Asmar menambahkan bahwa dalam draft Perda RZWP3K Sulsel sangat terlihat bahwa pihak penyusun dan Pemprov berupaya memasukkan alokasi ruang untuk kawasan pemanfaatan umum pertambangan pasir laut yang cukup besar yakni total luasan 26.262,54 Ha. Wilayah ini mencakup lokasi pertambangan pasir laut perairan Spermonde sekitar perairan Makassar dan Takalar, perairan laut Flores sekitar perairan Jeneponto Bantaeng, serta perairan Teluk Bone Sekitar perairan Luwu Utara
Alokasi ruang proyek reklamasi pesisir pada kawasan pemanfaatan umum pengembangan zona jasa dan perdagangan juga begitu banyak diakomodir dalam rencana zonasi. Seperti proyek pusat bisnis Center Point of Indonesia (CPI), kawasan bisnis global dan proyek Untia di Makassar serta Water Front City Bulukumba.
baca : Kontroversi di Balik Reklamasi Pantai Makassar, Antara Kepentingan Rakyat dan Pengembang
“Padahal sebelumnya organisasi masyarakat sipil dan masyarakat pesisir khususnya yang berasal dari Takalar telah menyampaikan penolakan atas alokasi ruang tambang pasir laut di wilayah mereka. WALHI Sulsel dan Aliansi Selamatkan Pesisir juga telah meminta Zero Zone untuk wilayah tambang pasir laut dan reklamasi dipesisir di Sulsel.”
Menurut Asmar, seharusnya pembahasan draft perda RZWP3K dilakukan dengan partisipatif, melibatkan masyarakat atau kelompok-kelompok masyarakat pesisir dan LSM. Mengakomodir usulan dan masukan masyarakat.

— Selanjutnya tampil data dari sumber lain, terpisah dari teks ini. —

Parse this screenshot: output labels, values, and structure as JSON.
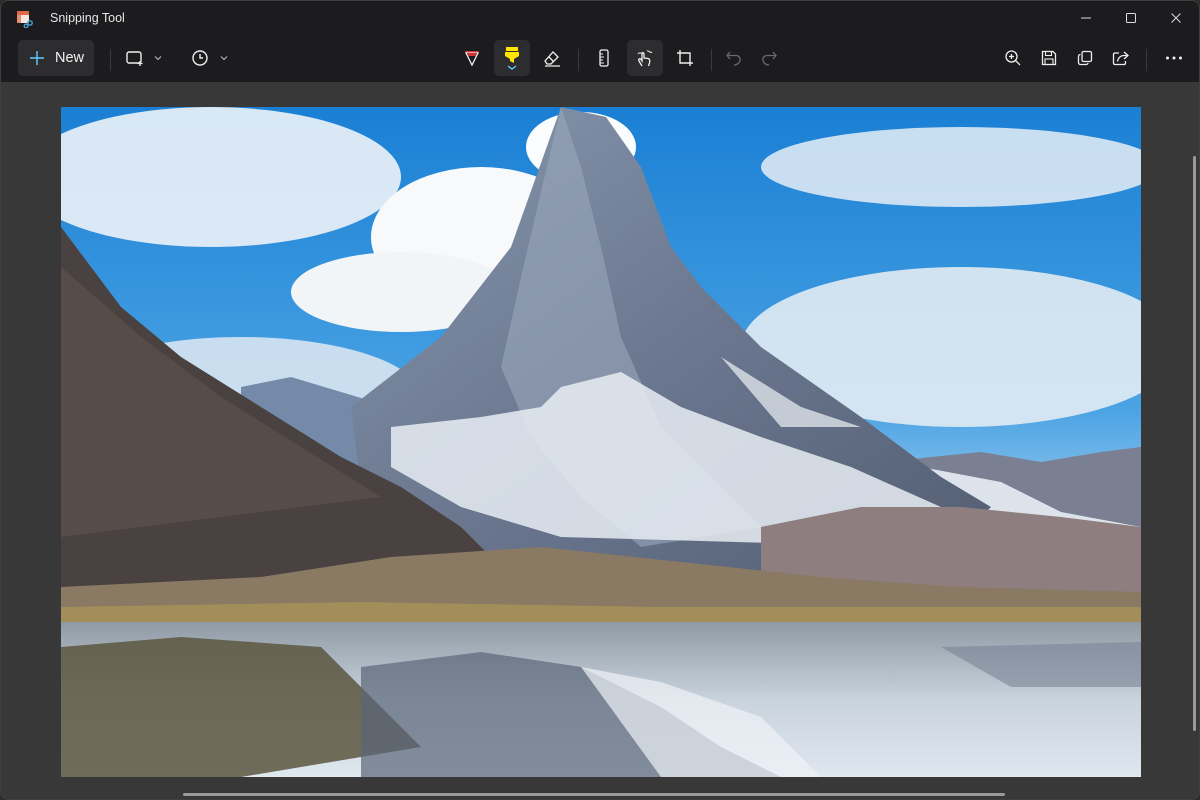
{
  "window": {
    "title": "Snipping Tool",
    "controls": {
      "minimize": "minimize",
      "maximize": "maximize",
      "close": "close"
    }
  },
  "toolbar": {
    "new_label": "New",
    "left_tools": [
      {
        "name": "snipping-mode",
        "icon": "rectangle-snip-icon",
        "has_dropdown": true
      },
      {
        "name": "delay",
        "icon": "clock-icon",
        "has_dropdown": true
      }
    ],
    "center_tools": [
      {
        "name": "ballpoint-pen",
        "icon": "pen-icon",
        "color": "#d13438"
      },
      {
        "name": "highlighter",
        "icon": "highlighter-icon",
        "color": "#ffe600",
        "selected": true
      },
      {
        "name": "eraser",
        "icon": "eraser-icon"
      },
      {
        "name": "ruler",
        "icon": "ruler-icon"
      },
      {
        "name": "touch-writing",
        "icon": "touch-writing-icon",
        "selected": true
      },
      {
        "name": "crop",
        "icon": "crop-icon"
      },
      {
        "name": "undo",
        "icon": "undo-icon",
        "enabled": false
      },
      {
        "name": "redo",
        "icon": "redo-icon",
        "enabled": false
      }
    ],
    "right_tools": [
      {
        "name": "zoom",
        "icon": "zoom-in-icon"
      },
      {
        "name": "save",
        "icon": "save-icon"
      },
      {
        "name": "copy",
        "icon": "copy-icon"
      },
      {
        "name": "share",
        "icon": "share-icon"
      },
      {
        "name": "more",
        "icon": "more-icon"
      }
    ]
  },
  "canvas": {
    "image_description": "Matterhorn mountain peak with clouds, reflected in an alpine lake",
    "colors": {
      "sky": "#1e86d6",
      "accent": "#60cdff"
    }
  }
}
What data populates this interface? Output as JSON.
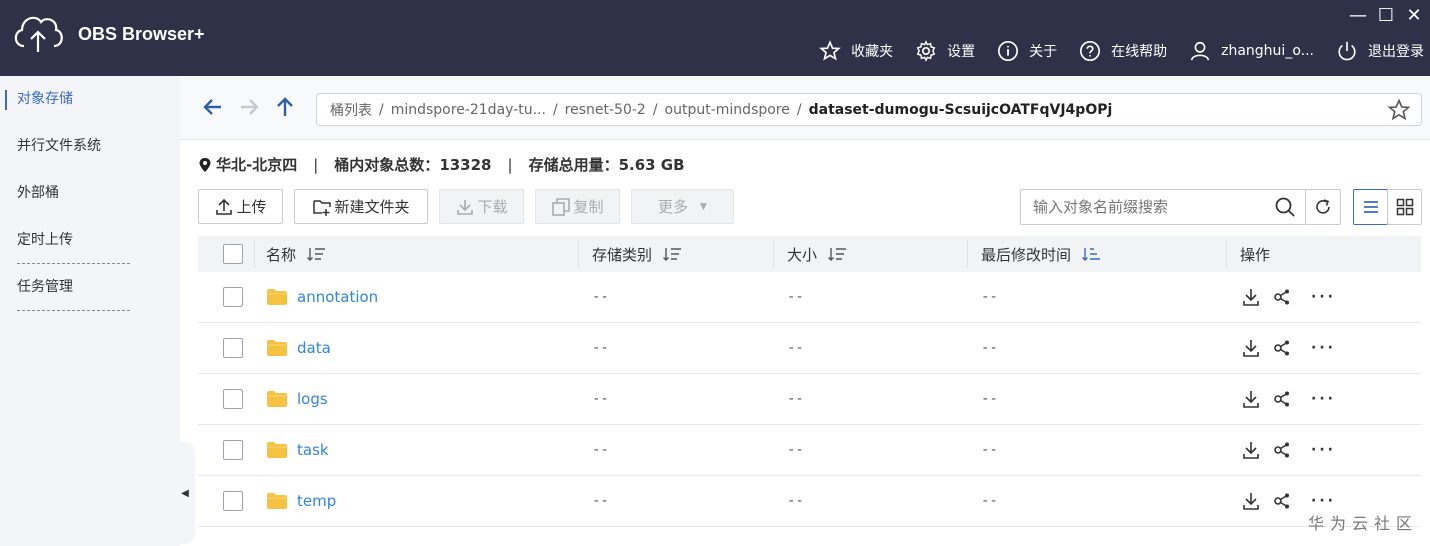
{
  "app": {
    "title": "OBS Browser+"
  },
  "window_controls": {
    "minimize": "—",
    "maximize": "☐",
    "close": "✕"
  },
  "topnav": [
    {
      "label": "收藏夹",
      "icon": "star-icon"
    },
    {
      "label": "设置",
      "icon": "gear-icon"
    },
    {
      "label": "关于",
      "icon": "info-icon"
    },
    {
      "label": "在线帮助",
      "icon": "help-icon"
    },
    {
      "label": "zhanghui_o...",
      "icon": "user-icon"
    },
    {
      "label": "退出登录",
      "icon": "power-icon"
    }
  ],
  "sidebar": {
    "items": [
      {
        "label": "对象存储",
        "active": true
      },
      {
        "label": "并行文件系统",
        "active": false
      },
      {
        "label": "外部桶",
        "active": false
      },
      {
        "label": "定时上传",
        "active": false
      },
      {
        "label": "任务管理",
        "active": false
      }
    ],
    "collapse": "◀"
  },
  "path": {
    "segments": [
      "桶列表",
      "mindspore-21day-tu...",
      "resnet-50-2",
      "output-mindspore"
    ],
    "separator": "/",
    "current": "dataset-dumogu-ScsuijcOATFqVJ4pOPj"
  },
  "info": {
    "region": "华北-北京四",
    "separator": "|",
    "object_count_label": "桶内对象总数：",
    "object_count": "13328",
    "storage_label": "存储总用量：",
    "storage_value": "5.63 GB"
  },
  "toolbar": {
    "upload": "上传",
    "new_folder": "新建文件夹",
    "download": "下载",
    "copy": "复制",
    "more": "更多"
  },
  "search": {
    "placeholder": "输入对象名前缀搜索",
    "value": ""
  },
  "table": {
    "columns": [
      "名称",
      "存储类别",
      "大小",
      "最后修改时间",
      "操作"
    ],
    "rows": [
      {
        "name": "annotation",
        "storage_class": "--",
        "size": "--",
        "modified": "--"
      },
      {
        "name": "data",
        "storage_class": "--",
        "size": "--",
        "modified": "--"
      },
      {
        "name": "logs",
        "storage_class": "--",
        "size": "--",
        "modified": "--"
      },
      {
        "name": "task",
        "storage_class": "--",
        "size": "--",
        "modified": "--"
      },
      {
        "name": "temp",
        "storage_class": "--",
        "size": "--",
        "modified": "--"
      }
    ],
    "more_label": "···"
  },
  "watermark": "华为云社区",
  "colors": {
    "header_bg": "#2f3149",
    "accent": "#3b6bc5",
    "link": "#2e86de",
    "folder": "#f5c242"
  }
}
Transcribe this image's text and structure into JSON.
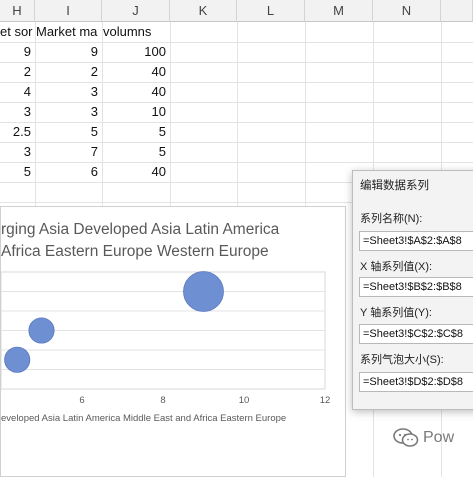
{
  "columns": [
    "H",
    "I",
    "J",
    "K",
    "L",
    "M",
    "N"
  ],
  "header_row": {
    "h": "et sor",
    "i": "Market ma",
    "j": "volumns"
  },
  "rows": [
    {
      "h": "9",
      "i": "9",
      "j": "100"
    },
    {
      "h": "2",
      "i": "2",
      "j": "40"
    },
    {
      "h": "4",
      "i": "3",
      "j": "40"
    },
    {
      "h": "3",
      "i": "3",
      "j": "10"
    },
    {
      "h": "2.5",
      "i": "5",
      "j": "5"
    },
    {
      "h": "3",
      "i": "7",
      "j": "5"
    },
    {
      "h": "5",
      "i": "6",
      "j": "40"
    }
  ],
  "chart_data": {
    "type": "scatter",
    "title_line1": "rging Asia Developed Asia Latin America",
    "title_line2": "Africa Eastern Europe Western Europe",
    "x_tick_labels": [
      "6",
      "8",
      "10",
      "12"
    ],
    "xlim": [
      4,
      12
    ],
    "legend_text": "eveloped Asia Latin America Middle East and Africa Eastern Europe",
    "bubbles": [
      {
        "x": 9,
        "y": 9,
        "size": 100
      },
      {
        "x": 5,
        "y": 7,
        "size": 40
      },
      {
        "x": 4.4,
        "y": 5.5,
        "size": 40
      }
    ],
    "bubble_color": "#6f8fd3"
  },
  "dialog": {
    "title": "编辑数据系列",
    "series_name_label": "系列名称(N):",
    "series_name_value": "=Sheet3!$A$2:$A$8",
    "x_values_label": "X 轴系列值(X):",
    "x_values_value": "=Sheet3!$B$2:$B$8",
    "y_values_label": "Y 轴系列值(Y):",
    "y_values_value": "=Sheet3!$C$2:$C$8",
    "bubble_size_label": "系列气泡大小(S):",
    "bubble_size_value": "=Sheet3!$D$2:$D$8"
  },
  "watermark": {
    "text": "Pow"
  }
}
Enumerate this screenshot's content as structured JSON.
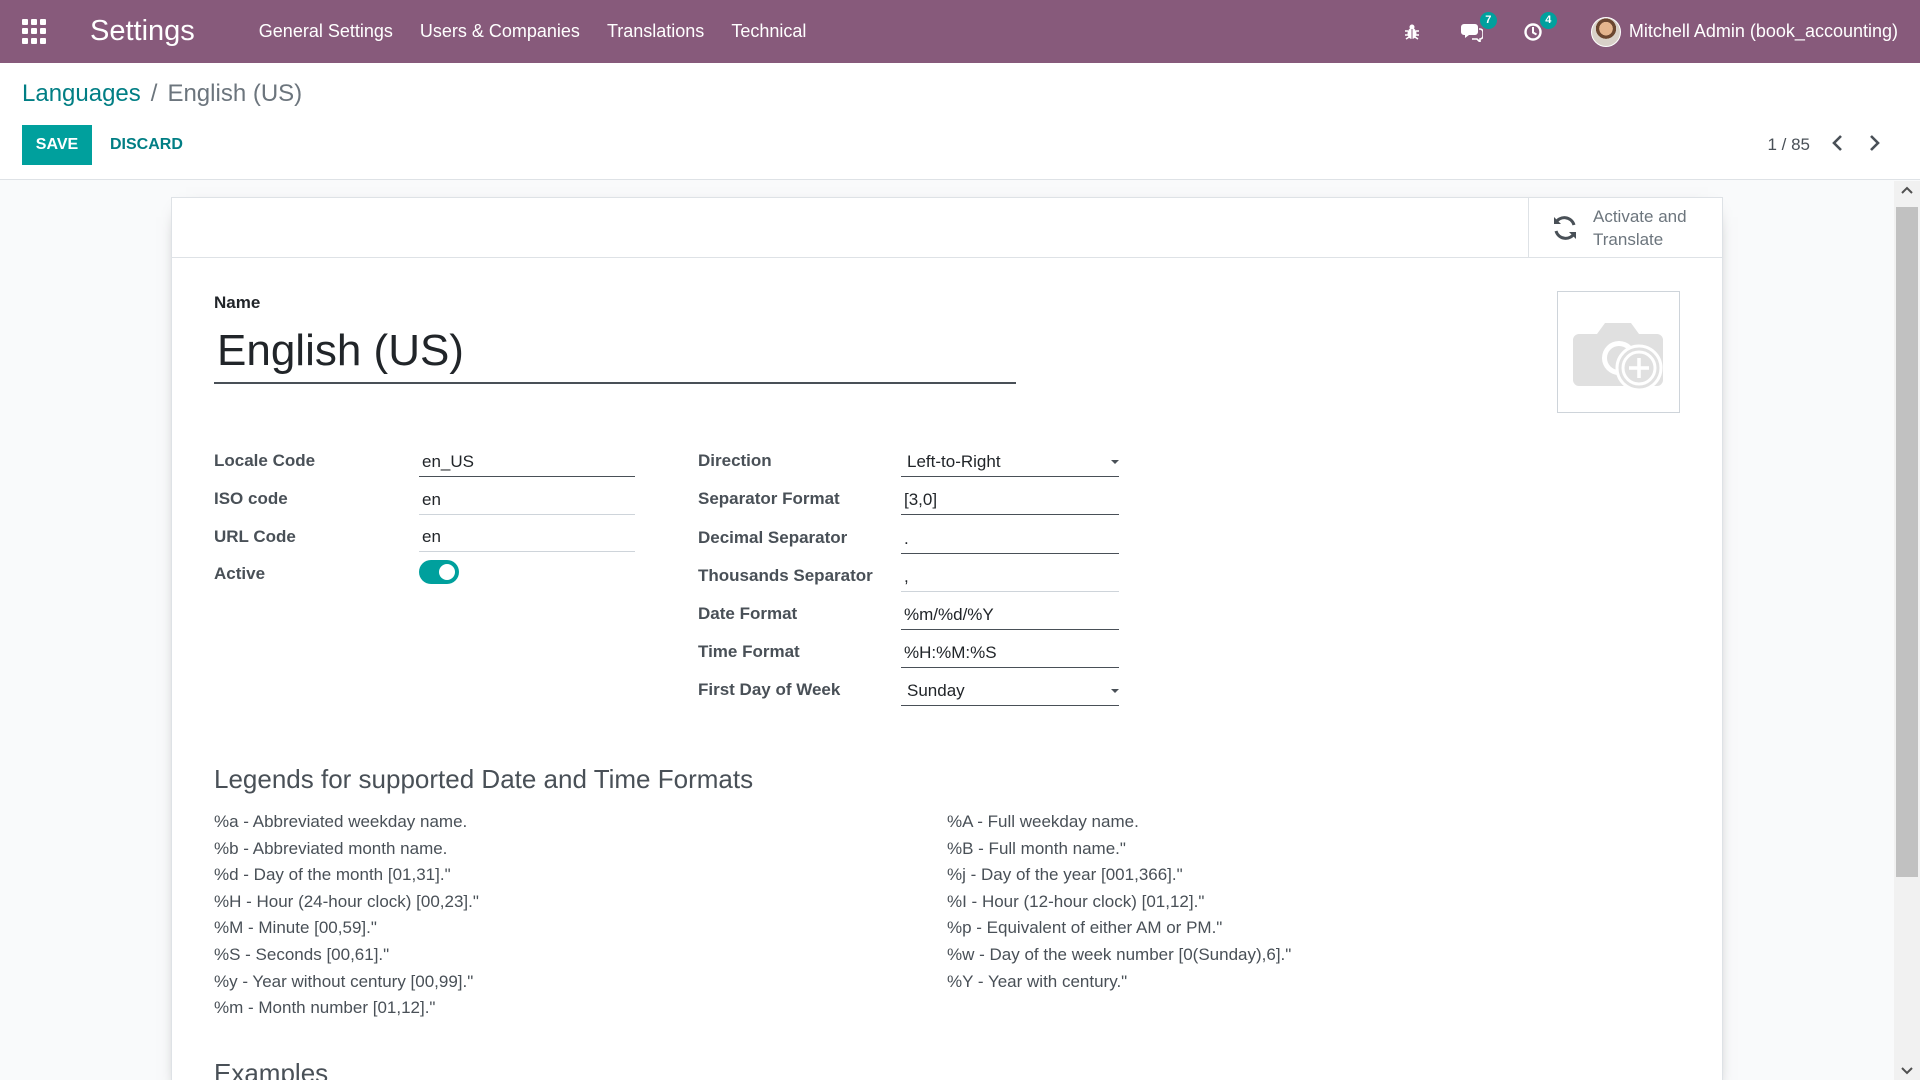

“Tidak malah sebaliknya mengakomodir kepentingan korporasi dan penguasaan pengelolaan wilayah pesisir dan pulau kecil untuk bisnis dan properti.”
Ranperda RZWP3K juga seharusnya menjadi payung hukum pengaturan ruang pesisir dan pulau kecil yang adil dan berkelanjutan. Sebagaimana halnya RTRW pada wilayah daratan. Ranperda RZWP3K yang dibuat jangan sampai menambah beban dan persoalan pesisir serta mengamodir proyek-proyek bermasalah seperti reklamasi dan tambang pasir laut.
Dikatakan Asmar bahwa Rencana Zonasi selain mengatur ruang pesisir juga harusnya mampu melindungi wilayah-wilayah kelola rakyat serta menjamin perlindungan lingkungan hidup khususnya di wilayah pesisir dan pulau kecil.
“Rancangan perda zonasi ini nantinya akan dibahas di legislatif, tentunya kita berharap bahwa ketetapan alokasi ruang wilayah pesisir dan pulau dapat mengakomodir masukan masyarakat dan menetapkan Zero Zone untuk tambang pasir laut dan proyek reklamasi yang mengancam keberlangsungan kehidupan pesisir secara masif di Sulawesi Selatan.”